I’m beginning to think that a lot of people, young people in particular, live on another planet and are unaware of what the coronavirus pandemic is doing to us and what it means.
I can understand why adolescents have had enough of being locked up in a flat with their moaning parents. Even the Playstation doesn’t compensate for that fantastic feeling of being able to drop litter in the street, make a racket at the local park, break the glass of the nearest bus stop shelter, and have an illegal smoke with your best mates.
I’m not even going to quarrel with those who put the number of deaths due to the coronavirus in context by citing the number of people who die from other causes. Suffice to say that a prominent Dutch social media “influencer” (so that’s what they call themselves) said he was capable of interpreting numbers because he used to be a bookkeeper, and for him, it was as clear as whatever clarity means when it comes to numbers – social distancing has no impact on the transmission of the coronavirus and no place in our post-lockdown societies, in the name of freedom. No, sunshine, methinks you’re confusing accountancy with epidemiology. Anyway, it doesn’t matter because I’ve already forgotten your name, and isolation is all the rage again. I told you freedom was just a phase and wouldn’t make it to August. What a rubbish influencer you are.
But what about social distancing, apart from that it doesn’t make sense to the young? It’s funny though, how we all suddenly become virologists, each one of us preaching the truth about little green viruses making the big jump to kill your gran who was going to die by the weekend, anyway. I was no good at virology at dental school – bacteria cause gum disease and tooth decay, not viruses – but there was one fundamental truth that I did learn about viruses: they may be green, but have no wings. Yes, say that you heard it from my influential blog first – viruses don’t fly. I repeat, viruses do not fly, unless seriously under the influence of genetic mutations (it’s the guanine base that does it). How could they fly anyway, the coronavirus and its buddies can’t even see you, let alone speed up your left nostril from a distance of fifty paces? Just step out of the way and the bastards will miss you by a mile.
There’s always an “unless” of course – unless that drunken yobbo you’re hanging out with has just come back from Barcelona, is coughing like hell, and got his face mask confiscated at Heathrow along with the tequila. But even then, the coronavirus doesn’t fly. No, it is transported courtesy of your best friend’s brain cells being delicately expectorated and travelling in the midst of what mad scientists call aerosols, to spatter you all over your mush. Now, that’s one thing I do know something about – aerosols, that fine and invisible smear of organic muck that lies all over the dental chair and tray. But worry not, we disinfect the chair and dispose of the tray – or is it the other way around?
I have just one issue with the young and anybody else who thinks like them, that social distancing is a load of bollocks. I am envious that they are young whilst I am rapidly falling into the “at risk” group.

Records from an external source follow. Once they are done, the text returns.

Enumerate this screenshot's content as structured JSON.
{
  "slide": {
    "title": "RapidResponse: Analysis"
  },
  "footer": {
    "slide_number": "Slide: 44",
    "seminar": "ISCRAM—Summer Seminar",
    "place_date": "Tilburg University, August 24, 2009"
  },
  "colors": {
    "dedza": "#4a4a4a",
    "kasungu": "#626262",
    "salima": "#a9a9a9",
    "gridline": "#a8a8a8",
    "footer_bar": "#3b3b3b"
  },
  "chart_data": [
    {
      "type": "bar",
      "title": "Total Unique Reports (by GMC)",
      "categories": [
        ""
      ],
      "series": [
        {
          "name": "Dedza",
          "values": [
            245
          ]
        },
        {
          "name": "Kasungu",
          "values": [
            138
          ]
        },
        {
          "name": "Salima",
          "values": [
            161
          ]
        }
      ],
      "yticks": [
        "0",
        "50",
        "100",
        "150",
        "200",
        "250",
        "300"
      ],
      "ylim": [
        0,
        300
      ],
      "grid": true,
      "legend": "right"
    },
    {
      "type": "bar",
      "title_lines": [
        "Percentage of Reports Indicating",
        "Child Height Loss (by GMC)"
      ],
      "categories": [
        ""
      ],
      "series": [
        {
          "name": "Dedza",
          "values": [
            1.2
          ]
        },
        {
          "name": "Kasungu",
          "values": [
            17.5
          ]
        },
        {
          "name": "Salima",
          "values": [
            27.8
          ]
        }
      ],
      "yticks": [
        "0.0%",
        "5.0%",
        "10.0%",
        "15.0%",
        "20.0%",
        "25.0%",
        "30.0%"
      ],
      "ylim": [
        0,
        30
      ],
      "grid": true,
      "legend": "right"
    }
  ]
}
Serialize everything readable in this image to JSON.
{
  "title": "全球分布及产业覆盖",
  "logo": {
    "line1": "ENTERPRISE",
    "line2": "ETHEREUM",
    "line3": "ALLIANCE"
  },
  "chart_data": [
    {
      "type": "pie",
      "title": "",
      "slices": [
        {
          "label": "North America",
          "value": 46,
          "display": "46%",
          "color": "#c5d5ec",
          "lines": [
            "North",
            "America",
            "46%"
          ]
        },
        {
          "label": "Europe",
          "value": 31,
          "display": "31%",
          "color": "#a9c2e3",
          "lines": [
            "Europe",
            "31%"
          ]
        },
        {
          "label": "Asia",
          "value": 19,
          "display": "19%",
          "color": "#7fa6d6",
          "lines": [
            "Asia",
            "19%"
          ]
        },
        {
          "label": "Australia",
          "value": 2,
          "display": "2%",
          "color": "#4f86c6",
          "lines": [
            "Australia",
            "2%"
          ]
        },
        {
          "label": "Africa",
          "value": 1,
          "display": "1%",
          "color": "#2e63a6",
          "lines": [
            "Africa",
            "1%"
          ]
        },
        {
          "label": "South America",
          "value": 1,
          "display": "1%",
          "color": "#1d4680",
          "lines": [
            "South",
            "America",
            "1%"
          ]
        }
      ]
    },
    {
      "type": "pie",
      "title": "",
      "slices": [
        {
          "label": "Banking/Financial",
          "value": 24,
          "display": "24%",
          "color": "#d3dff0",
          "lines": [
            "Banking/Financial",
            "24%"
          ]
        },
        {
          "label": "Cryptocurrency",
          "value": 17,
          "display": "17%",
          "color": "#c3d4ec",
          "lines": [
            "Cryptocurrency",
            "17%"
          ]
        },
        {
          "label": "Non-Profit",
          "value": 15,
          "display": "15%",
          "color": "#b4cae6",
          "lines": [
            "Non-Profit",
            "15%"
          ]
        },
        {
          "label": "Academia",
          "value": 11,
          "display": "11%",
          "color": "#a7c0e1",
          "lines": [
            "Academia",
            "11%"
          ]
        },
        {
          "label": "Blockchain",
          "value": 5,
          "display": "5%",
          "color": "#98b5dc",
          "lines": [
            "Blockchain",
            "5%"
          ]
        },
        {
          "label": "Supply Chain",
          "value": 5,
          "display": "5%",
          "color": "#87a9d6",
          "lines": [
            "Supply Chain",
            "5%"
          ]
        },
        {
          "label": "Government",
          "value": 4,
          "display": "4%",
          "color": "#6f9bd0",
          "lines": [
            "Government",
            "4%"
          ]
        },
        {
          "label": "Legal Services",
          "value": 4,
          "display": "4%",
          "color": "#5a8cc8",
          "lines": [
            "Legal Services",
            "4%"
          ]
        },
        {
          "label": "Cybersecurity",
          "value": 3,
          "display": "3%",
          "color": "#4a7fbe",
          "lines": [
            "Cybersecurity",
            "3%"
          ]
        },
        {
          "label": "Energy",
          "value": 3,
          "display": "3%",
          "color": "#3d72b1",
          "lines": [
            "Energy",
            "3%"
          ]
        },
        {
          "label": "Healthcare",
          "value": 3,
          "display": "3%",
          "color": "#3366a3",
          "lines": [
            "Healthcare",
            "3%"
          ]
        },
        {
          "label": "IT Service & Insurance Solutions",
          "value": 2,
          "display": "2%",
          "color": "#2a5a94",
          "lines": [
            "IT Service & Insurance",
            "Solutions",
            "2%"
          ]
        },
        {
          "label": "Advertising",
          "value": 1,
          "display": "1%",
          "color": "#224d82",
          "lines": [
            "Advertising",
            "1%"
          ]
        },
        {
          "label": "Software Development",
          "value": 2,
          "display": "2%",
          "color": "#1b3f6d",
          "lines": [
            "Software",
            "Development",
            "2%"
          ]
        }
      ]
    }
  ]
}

In the Netherlands, we witnessed a health service that was nearly brought to its knees by the sheer number of patients occupying intensive care (IC) beds. In Italy, hospitals run out of IC beds altogether and couldn’t cope anymore. We all saw dreadful images of doctors and nurses crying because they had to decide who was treated and who was not. In the Alsace region of France, field hospitals were set up to treat critically sick patients. I could go on with the list, New York, Lima. My Peruvian wife’s sister-in-law lost her father and three other members of her immediate family due to the presence of the virus and the lack of beds. They had no chance against the virus because they couldn’t be treated properly.
Evidence is mounting that the resurgence of infections in the Netherlands is linked to young people transmitting the virus to others. Parties and other gatherings, where social distancing joins the beer can in the trash can, are on the increase, as is the pivotal R number that shows the rate of progression of the virus.
The example of my wife’s in-laws will probably incite my beloved social “know-it-all” influencer to cry from the rooftop of his mansion in Scheveningen that, “I told you so, Peru went into lockdown almost immediately and look what happened.” So what, I reply, didn’t you study Karl Popper at kindergarten? Our scientific knowledge is provisional; it’s the best that we can do at this moment in time. You must prove that, all other factors being identical, Peru’s lockdown had no influence on the number of infections and deaths; and I must prove that, with all other factors being identical, social distancing really does keep the numbers down and saves lives.
In the meantime, Mister Influencer, mind the gap. There’s a good boy.